His relationship with Frodo defines much of his journey. What begins as a gardener’s loyalty deepens into a bond that transcends social roles. Sam reveres Frodo, but he is not passive. When Frodo falters, Sam becomes his protector and moral compass. He confronts Gollum’s treachery, defies Shelob, and refuses to abandon Frodo—even when ordered to leave. His loyalty is not submission; it is love in action. In many ways, Sam carries the spiritual weight of the quest just as Frodo carries the Ring.
Among the Fellowship, Sam remains unpretentious. He admires Aragorn and Gandalf, yet never seeks to elevate himself in their presence. His warmth with Merry and Pippin reflects the familiar bonds of the Shire, even as his path leads into darker lands. His suspicion of Gollum springs not from cruelty but from fierce protectiveness. Everything he does is filtered through his devotion to Frodo.
That resistance of temptation is one of the key pillars supporting Tolkien’s view of Sam as the “chief hero”. Of all those who encounter the ring, who hold the ring, Sam is the only person who voluntarily relinquishes the One Ring without prolonged struggle or coercion. When he believes Frodo has been killed by Shelob, Sam takes the Ring—not out of ambition, but out of grief and duty. Fearing and determined to finish the quest alone if he must so that Frodo’s sacrifice was not in vain. Even in that moment, his motivation is love.

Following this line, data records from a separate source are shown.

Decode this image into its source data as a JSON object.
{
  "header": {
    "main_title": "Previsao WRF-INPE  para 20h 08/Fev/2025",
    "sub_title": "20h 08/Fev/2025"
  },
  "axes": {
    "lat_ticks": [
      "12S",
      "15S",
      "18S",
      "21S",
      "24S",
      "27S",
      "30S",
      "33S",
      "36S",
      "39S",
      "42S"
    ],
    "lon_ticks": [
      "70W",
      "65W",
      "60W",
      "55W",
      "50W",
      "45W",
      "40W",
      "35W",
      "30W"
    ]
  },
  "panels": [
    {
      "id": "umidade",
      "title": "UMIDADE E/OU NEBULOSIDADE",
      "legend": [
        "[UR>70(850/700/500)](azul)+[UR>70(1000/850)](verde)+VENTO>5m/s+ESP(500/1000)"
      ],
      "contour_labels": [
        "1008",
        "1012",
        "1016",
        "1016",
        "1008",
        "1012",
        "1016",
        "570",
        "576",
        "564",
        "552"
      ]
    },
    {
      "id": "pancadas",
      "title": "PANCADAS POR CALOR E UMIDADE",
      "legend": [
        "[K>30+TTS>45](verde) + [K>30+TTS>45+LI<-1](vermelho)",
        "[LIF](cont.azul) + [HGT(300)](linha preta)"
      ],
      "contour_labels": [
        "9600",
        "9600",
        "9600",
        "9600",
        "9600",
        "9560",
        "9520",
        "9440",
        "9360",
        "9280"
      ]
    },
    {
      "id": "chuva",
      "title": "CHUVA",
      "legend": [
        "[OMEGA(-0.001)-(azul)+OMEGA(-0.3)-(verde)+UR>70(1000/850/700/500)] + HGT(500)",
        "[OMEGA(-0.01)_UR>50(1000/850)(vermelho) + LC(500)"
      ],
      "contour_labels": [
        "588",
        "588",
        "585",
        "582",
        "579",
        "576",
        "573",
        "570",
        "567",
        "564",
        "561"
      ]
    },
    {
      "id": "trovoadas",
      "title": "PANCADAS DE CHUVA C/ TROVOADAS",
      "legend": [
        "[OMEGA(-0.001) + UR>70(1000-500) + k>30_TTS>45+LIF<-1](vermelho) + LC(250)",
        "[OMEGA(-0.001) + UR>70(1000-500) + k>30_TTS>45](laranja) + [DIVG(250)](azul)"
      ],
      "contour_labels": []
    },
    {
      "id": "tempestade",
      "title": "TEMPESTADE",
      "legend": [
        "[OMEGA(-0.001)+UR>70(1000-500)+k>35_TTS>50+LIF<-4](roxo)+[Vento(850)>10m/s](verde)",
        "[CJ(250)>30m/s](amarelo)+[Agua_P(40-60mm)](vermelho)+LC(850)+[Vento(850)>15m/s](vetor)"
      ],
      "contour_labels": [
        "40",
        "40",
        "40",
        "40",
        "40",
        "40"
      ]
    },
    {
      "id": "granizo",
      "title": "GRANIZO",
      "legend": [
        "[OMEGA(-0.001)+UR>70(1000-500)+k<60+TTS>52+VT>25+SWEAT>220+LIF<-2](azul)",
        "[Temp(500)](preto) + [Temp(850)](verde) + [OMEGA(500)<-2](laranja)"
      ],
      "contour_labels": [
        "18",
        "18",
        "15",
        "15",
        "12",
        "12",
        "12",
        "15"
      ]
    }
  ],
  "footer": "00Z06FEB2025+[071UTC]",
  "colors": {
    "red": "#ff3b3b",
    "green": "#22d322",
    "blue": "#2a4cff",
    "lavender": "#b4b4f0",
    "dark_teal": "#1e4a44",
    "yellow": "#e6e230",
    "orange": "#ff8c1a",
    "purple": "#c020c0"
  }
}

While carrying the Ring in Mordor, Sam is not spared from the ring’s temptation. Tolkien offers a glimpse of what it promises him. Grand visions of "Samwise the Strong", a mighty figure commanding armies and transforming Mordor into a vast garden. The temptation is carefully tailored to the desires of what is seen in the hearts of men. It does not offer dominion for its own sake, but the chance to grow beauty on a grand scale, tailoring the vision to Sam. Yet Sam rejects it and fights back and refuses to give way to the temptation.
He recognizes that such power would be a lie, that it would distort what he truly loves. He does not want to lead armies, to conquer distant lands, or even vanquish vast enemies; he wants his own small patch of earth, honestly tended. The Ring’s promise is excessive to someone so grounded, and it is unable to comprehend this part of his heart. His humility protects him. His identity, rooted in simple service, leaves little room for grandiose illusion.
In the end, Sam emerges from the War of the Ring not unscathed, but reinforced and made stronger for the challenges he faced. While Frodo cannot find peace in Middle-earth, Sam returns to the Shire and restores it, planting new life where war left scars. He marries Rosie, raises a family, and becomes a steward of renewal. He is not the Ring-bearer, nor the king returned, nor the wizard triumphant. He is the gardener who kept hope alive. Through Samwise Gamgee, Tolkien suggests that the greatest heroism is not found in dominance or renown, but in steadfast love, humble service, and the stubborn insistence that goodness—however small—must endure.